According to RT, the global cybersecurity market will grow to an estimated $170 billion by 2020 from $77 billion in 2015 with the Asia-Pacific region quickly emerging as a major market for cybersecurity interests and North America & Europe remaining the top cybersecurity markets. In fact, the European cybersecurity market is expected to hit $35.53 billion by 2019 while cybersecurity markets in the Asia-Pacific region and Latin America will increase to $32.95 billion and $11.91 billion, respectively.
Cyberattacks are costing global businesses around $500 billion per year, according to RT. In the last five years, the financial industry has been the top target for cybercriminals with IT and telecom, defense, and the oil & gas sectors following behind. Security analytics, threat intelligence, mobile security and cloud security are expected to see the most significant growth.
Being at the forefront of both cybercrimes and funds poured into cybersecurity, four banking industry giants—JPMorgan Chase & Co. ($500 million), Bank of America ($400 million), Citigroup ($300 million) and Wells Fargo ($250 million)—will collectively spend $1.5 billion on cybersecurity annually.
Following the scale of damage made by cyber-smugglers is the cyber-insurance market, the most developed in the US, with damages from $1 billion to $2.5 billion in the past two years.
The year 2016 will be a dramatic year for the segment. Aside from pouring mind-blowing funds into cybersecurity systems, companies spend over $1 billion every year on security awareness training within the teams.
Turning to particular markets, it is worth paying attention to Israel which is the largest exporter of cyber products after the US. Israeli companies exported $6 billion (USD) in cyber-related products and services in 2014. The latest data from Israel's National Cyber Bureau (NCB) shows a surge in cyber exports from US $3 billion in 2013 to $6 billion in 2014. According to NCB, this figure constitutes about 10% percent of the estimated $60 billion global cyber market.
The Asia-Pacific mobile security market is expected to garner $7.5+ billion by 2020, registering a CAGR of nearly 43% during 2015 to 2020, according to Forbes.
Owing to more and more people sharing sensitive financial data for buying and selling online, hackers and online identity thieves are constantly on the prowl to steal and misuse funds whenever possible. The mobile revolution has made the mobile security sector one of the fastest-growing spaces in the cybersecurity industry. As hackers become more and more imaginative in the ways to get to users’ financial data through loopholes, FinTech is also looking for advanced ways to change the way traditional cyber defense systems work.
One of the examples is the Israeli BioCatch that developed a device-based patent working with the use of touch and the phone’s accelerometer to authenticate mobile device users. The company’s focus is to equip the online business industry with a product that helps to fight against advanced cyberthreats. The privately owned and rapidly growing BioCatch is pushing biometrics technology to the next level through a unique approach.
Another example is BehavioSec, one of the hottest FinTech startups from the Nordic countries.

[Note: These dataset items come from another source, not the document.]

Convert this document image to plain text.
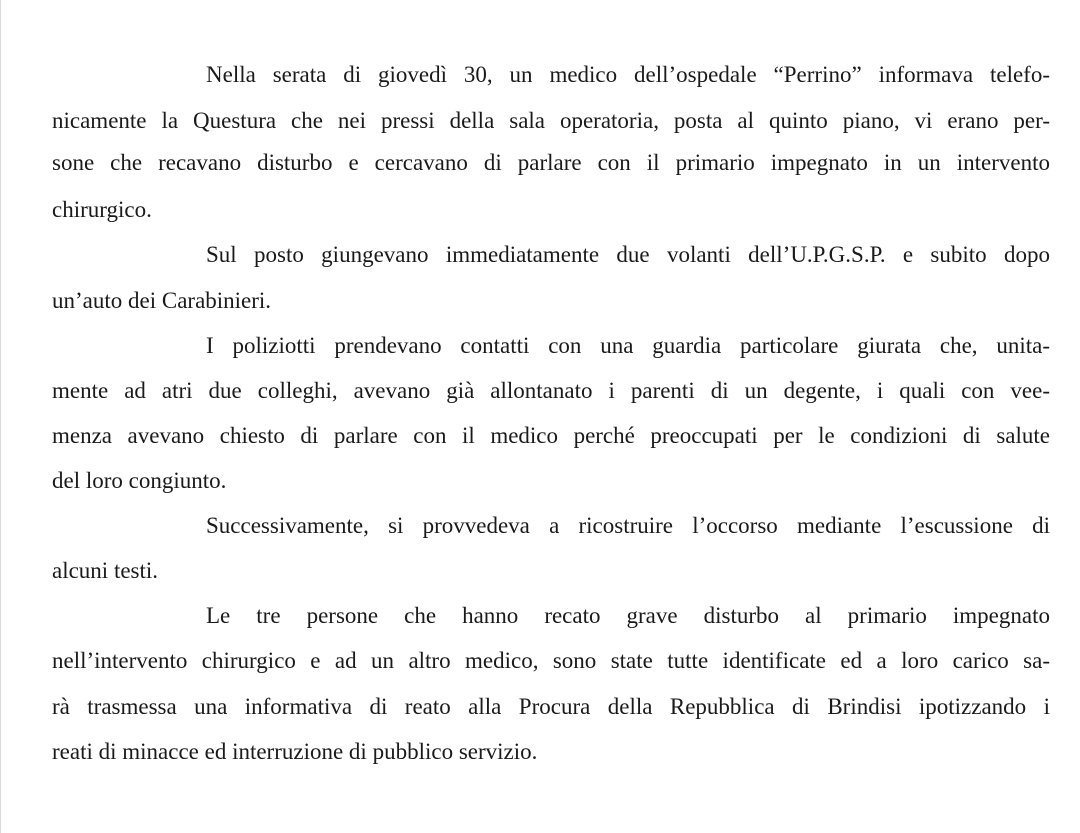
Nella serata di giovedì 30, un medico dell’ospedale “Perrino” informava telefo-
nicamente la Questura che nei pressi della sala operatoria, posta al quinto piano, vi erano per-
sone che recavano disturbo e cercavano di parlare con il primario impegnato in un intervento
chirurgico.
Sul posto giungevano immediatamente due volanti dell’U.P.G.S.P. e subito dopo
un’auto dei Carabinieri.
I poliziotti prendevano contatti con una guardia particolare giurata che, unita-
mente ad atri due colleghi, avevano già allontanato i parenti di un degente, i quali con vee-
menza avevano chiesto di parlare con il medico perché preoccupati per le condizioni di salute
del loro congiunto.
Successivamente, si provvedeva a ricostruire l’occorso mediante l’escussione di
alcuni testi.
Le tre persone che hanno recato grave disturbo al primario impegnato
nell’intervento chirurgico e ad un altro medico, sono state tutte identificate ed a loro carico sa-
rà trasmessa una informativa di reato alla Procura della Repubblica di Brindisi ipotizzando i
reati di minacce ed interruzione di pubblico servizio.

The Sweden-based BehavioSec Inc. represents an interesting combination of behavioral science, math and technology. The company transforms behavior into a transparent additional level of security by monitoring the way users interact with their devices in real time. The interaction pattern is contextualized. Technology can recognize if a conflicting user is operating a device by monitoring the environment, rhythms and interactions patterns that are unique to a particular user. The technology is currently deployed at over 20 retail banks protecting over 11 million users and over 500 million transactions per year. The level of accuracy is 99.7%. Until now, the company has raised $8.19 million.
There are more examples of FinTech startups looking to fight modern fraudsters with imaginative solutions. However, cybercriminals are not going to pause the development of innovative malware either and 2016 may still not be the year when cybercrime will be pushed back once and for all.